Notre étude rétrospective vise à définir les facteurs déterminants de l’arrêt du traitement par GC chez des patients atteints de NL incidente, ainsi que les conséquences bénéfiques et néfastes de cet arrêt.

 

MÉTHODES

La population étudiée comporte 90 patients souffrant de NL incidente, confirmée par biopsie rénale. Tous appartiennent à la LOUvain LUpus Nephritis Inception Cohort (LOULUNIC), suivie dans notre centre par le Professeur F. Houssiau. Les données cliniques, biologiques et histologiques ont été extraites de notre banque de données. Le SLICC/ACR DI a été calculé lors de la dernière visite. La qualité de vie des patients lupiques a été calculée sur base du Lupus-QOL. Des tests de t, Mann-Whitney et ANOVA ont été utilisés.

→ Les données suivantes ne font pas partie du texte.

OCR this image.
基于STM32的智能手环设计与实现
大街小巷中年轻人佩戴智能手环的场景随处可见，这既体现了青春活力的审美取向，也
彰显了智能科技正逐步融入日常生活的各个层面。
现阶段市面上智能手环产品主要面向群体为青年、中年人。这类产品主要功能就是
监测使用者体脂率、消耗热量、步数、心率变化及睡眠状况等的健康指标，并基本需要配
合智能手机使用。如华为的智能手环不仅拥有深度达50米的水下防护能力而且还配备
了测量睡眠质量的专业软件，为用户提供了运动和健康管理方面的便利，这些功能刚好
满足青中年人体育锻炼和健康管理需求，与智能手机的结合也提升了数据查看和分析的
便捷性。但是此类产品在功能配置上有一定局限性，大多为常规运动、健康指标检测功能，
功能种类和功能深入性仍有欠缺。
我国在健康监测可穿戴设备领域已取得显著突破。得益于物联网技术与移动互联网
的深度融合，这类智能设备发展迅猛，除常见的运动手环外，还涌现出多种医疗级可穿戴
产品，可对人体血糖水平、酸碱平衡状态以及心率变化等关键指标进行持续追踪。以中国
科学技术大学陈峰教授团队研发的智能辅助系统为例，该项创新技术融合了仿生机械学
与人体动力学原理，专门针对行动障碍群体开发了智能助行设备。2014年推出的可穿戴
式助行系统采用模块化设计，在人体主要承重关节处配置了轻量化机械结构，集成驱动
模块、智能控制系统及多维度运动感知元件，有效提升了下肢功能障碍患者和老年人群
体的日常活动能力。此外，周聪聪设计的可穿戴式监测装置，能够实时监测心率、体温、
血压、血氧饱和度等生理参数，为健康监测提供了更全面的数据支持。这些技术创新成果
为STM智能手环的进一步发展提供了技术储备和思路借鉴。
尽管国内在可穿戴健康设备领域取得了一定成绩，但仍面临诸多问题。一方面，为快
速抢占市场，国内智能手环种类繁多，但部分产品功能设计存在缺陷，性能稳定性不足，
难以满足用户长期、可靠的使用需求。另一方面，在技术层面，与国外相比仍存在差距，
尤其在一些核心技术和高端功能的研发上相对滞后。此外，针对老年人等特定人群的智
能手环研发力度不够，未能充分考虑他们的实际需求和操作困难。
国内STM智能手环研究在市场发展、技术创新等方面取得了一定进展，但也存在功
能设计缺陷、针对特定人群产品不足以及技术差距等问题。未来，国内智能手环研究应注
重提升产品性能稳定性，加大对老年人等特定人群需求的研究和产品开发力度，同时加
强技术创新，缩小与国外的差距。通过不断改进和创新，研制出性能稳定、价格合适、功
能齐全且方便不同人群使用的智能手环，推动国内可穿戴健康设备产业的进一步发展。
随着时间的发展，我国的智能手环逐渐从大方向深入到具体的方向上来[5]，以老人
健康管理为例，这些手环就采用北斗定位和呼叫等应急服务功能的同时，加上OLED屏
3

RÉSULTATS Parmi les 90 patients de notre cohorte incidente, 43 (48%) ont pu arrêter les GC (groupe E), dont 32 de manière permanente (groupe P) et 11 de manière transitoire (groupe T). La durée médiane d’arrêt des GC est de 37 mois. 47 patients (52%) n’arrêtent jamais les GC (groupe N). Au moment du diagnostic, la créatininémie, le rapport protéinurie sur créatininurie (uP/C), les classes histologiques ISN/ RPS, les indices d’activité et de chronicité ne diffèrent pas entre les groupes, de même que la dose initiale de méthylprednisolone (MP) (N: 28 mg/j ; E: 32 mg/j ; P: 31 mg/j), l’utilisation de bolus intraveineux de GC (82% et 77% dans les groupes N et E respectivement) et l’utilisation de cyclophosphamide intraveineux (81% et 77% respectivement). Durant la première année, la protéinurie (uP/C) diminue de façon plus importante dans le groupe E par rapport au groupe N (p =0,028 par ANOVA), avec une différence statistiquement significative au 3ème mois (N: 1,73±1,87 ; E : 0,96±1,34 ; p=0,038 par test de t). La différence est également présente avec le groupe P (0,85±0,76 ; p=0,02 par test de t). De manière intéressante, la dose moyenne de MP à 3 mois est statistiquement plus importante dans les groupes E (19±8) et P (20±9) par rapport au groupe N (15±6) (p=0,005 par test de t). Au dernier suivi, la créatininémie est statistiquement plus basse dans les groupes E et P par rapport au groupe N. Huit des 11 patients du groupe T ont souffert d’une rechute rénale après une durée médiane de 30 mois, ayant justifié la reprise de GC. Le SLICC/ACR DI (index d’accumulation de dommage chronique) est significativement plus faible dans les groupes P et T, par rapport au groupe N (p=0,0068 et 0,0027 respectivement). Les patients des groupes P et T jouissent d’une qualité de vie significativement meilleure que ceux du groupe N (P: 86% ; T: 71% ; N: 68%).

 

CONCLUSION

Nous démontrons i) que la moitié des patients peuvent interrompre les GC (un tiers de manière permanente) ; ii) que les patients ayant arrêté les GC ont moins de dommage chronique et une meilleure qualité de vie ; iii) que la protéinurie des patients capables d’arrêter les GC diminuent beaucoup plus rapidement au cours du temps ; mais iv) que les patients ayant arrêté les GC en avaient reçu une dose plus élevée durant les 3 premiers mois de traitement, ce qui pourrait suggérer qu’une dose plus élevée de GC durant les 3 premiers mois serait associée à une plus grande probabilité d’arrêt ultérieur des GC.

 

AFFILIATIONS

Cliniques universitaires Saint-Luc, Département de Rhumatologie, avenue Hippocrate 10, B-1200 Bruxelles, Belgique.